Yamanishi et al. [13] focus on the versatile roles of basophil-derived IL-4 in immunity. Basophils can rapidly produce large quantities of IL-4 in response to a variety of stimuli such as IgE plus antigens, cytokines, TLR ligands, and allergenic proteases. Basophil-derived IL-4 has been shown to regulate other types of cells, including T cells, B cells, group 2 innate lymphoid cells (ILC2s), macrophages, fibroblasts, and endothelial cells. These stimulated cells subsequently contribute to the positive and negative regulation of a variety of immune responses in health, in diseases such as parasitic and bacterial infections, allergy, and autoimmune diseases, and in tissue homeostasis.

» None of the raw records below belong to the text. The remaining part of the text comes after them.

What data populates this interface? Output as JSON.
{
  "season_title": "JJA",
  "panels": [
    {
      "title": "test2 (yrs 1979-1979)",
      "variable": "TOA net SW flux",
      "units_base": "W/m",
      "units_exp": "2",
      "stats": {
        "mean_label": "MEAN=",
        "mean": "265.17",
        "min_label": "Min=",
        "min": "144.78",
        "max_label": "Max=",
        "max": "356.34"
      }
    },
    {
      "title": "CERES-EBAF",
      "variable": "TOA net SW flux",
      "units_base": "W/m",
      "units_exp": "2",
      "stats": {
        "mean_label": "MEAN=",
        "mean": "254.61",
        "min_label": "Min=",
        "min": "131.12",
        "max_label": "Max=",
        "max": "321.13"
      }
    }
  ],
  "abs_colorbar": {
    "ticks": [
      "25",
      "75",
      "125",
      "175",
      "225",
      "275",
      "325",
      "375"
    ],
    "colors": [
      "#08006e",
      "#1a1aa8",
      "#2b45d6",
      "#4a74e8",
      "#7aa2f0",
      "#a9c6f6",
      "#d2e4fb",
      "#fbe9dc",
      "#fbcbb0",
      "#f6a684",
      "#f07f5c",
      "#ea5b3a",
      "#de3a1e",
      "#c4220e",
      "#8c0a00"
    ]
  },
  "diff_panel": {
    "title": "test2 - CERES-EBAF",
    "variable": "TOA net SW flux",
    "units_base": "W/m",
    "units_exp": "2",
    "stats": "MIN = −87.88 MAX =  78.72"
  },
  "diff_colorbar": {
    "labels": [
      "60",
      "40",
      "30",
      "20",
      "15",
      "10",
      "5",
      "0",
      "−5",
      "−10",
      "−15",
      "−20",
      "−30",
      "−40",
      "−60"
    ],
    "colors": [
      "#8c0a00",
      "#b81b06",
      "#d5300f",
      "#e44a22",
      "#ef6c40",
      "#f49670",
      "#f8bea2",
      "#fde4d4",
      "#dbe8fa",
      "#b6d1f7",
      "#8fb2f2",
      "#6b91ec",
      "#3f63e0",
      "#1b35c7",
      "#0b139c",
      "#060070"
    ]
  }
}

Finally, Morita et al. [14] discuss the regulatory roles of mast cells in immune responses. They review the current knowledge of the mechanisms by which mast cells suppress immunological disorders, including skin allograft rejection and graft-versus-host diseases, contact hypersensitivities, and innate-type allergic airway inflammation. During the papain-induced innate-type airway inflammation, epithelial cell-derived IL-33 stimulates mast cells to produce IL-2, which induces the activation of regulatory T cells (Tregs). Activated Tregs release IL-10 that inhibits the proliferation and Th2 cytokine production of ILC2s, resulting in the suppression of ILC2-mediated airway inflammation. Thus, mast cells play a regulatory role in the papain-induced innate-type airway inflammation.

In conclusion, the present issue of Seminars in Immunopathology highlights the development of basophils and mast cells and their detrimental and beneficial roles under physiologic and pathologic conditions in the immune system. Although we need to address more detailed mechanisms by which basophils and mast cells exert their functions, it is now clear that basophils and mast cells play crucial and non-redundant roles in allergy, protection against parasitic infections, and other types of immunological disorders. We hope these reviews will contribute to better understanding of the biological significance of basophils and mast cells in immunity. We greatly appreciate the authors’ valuable contributions.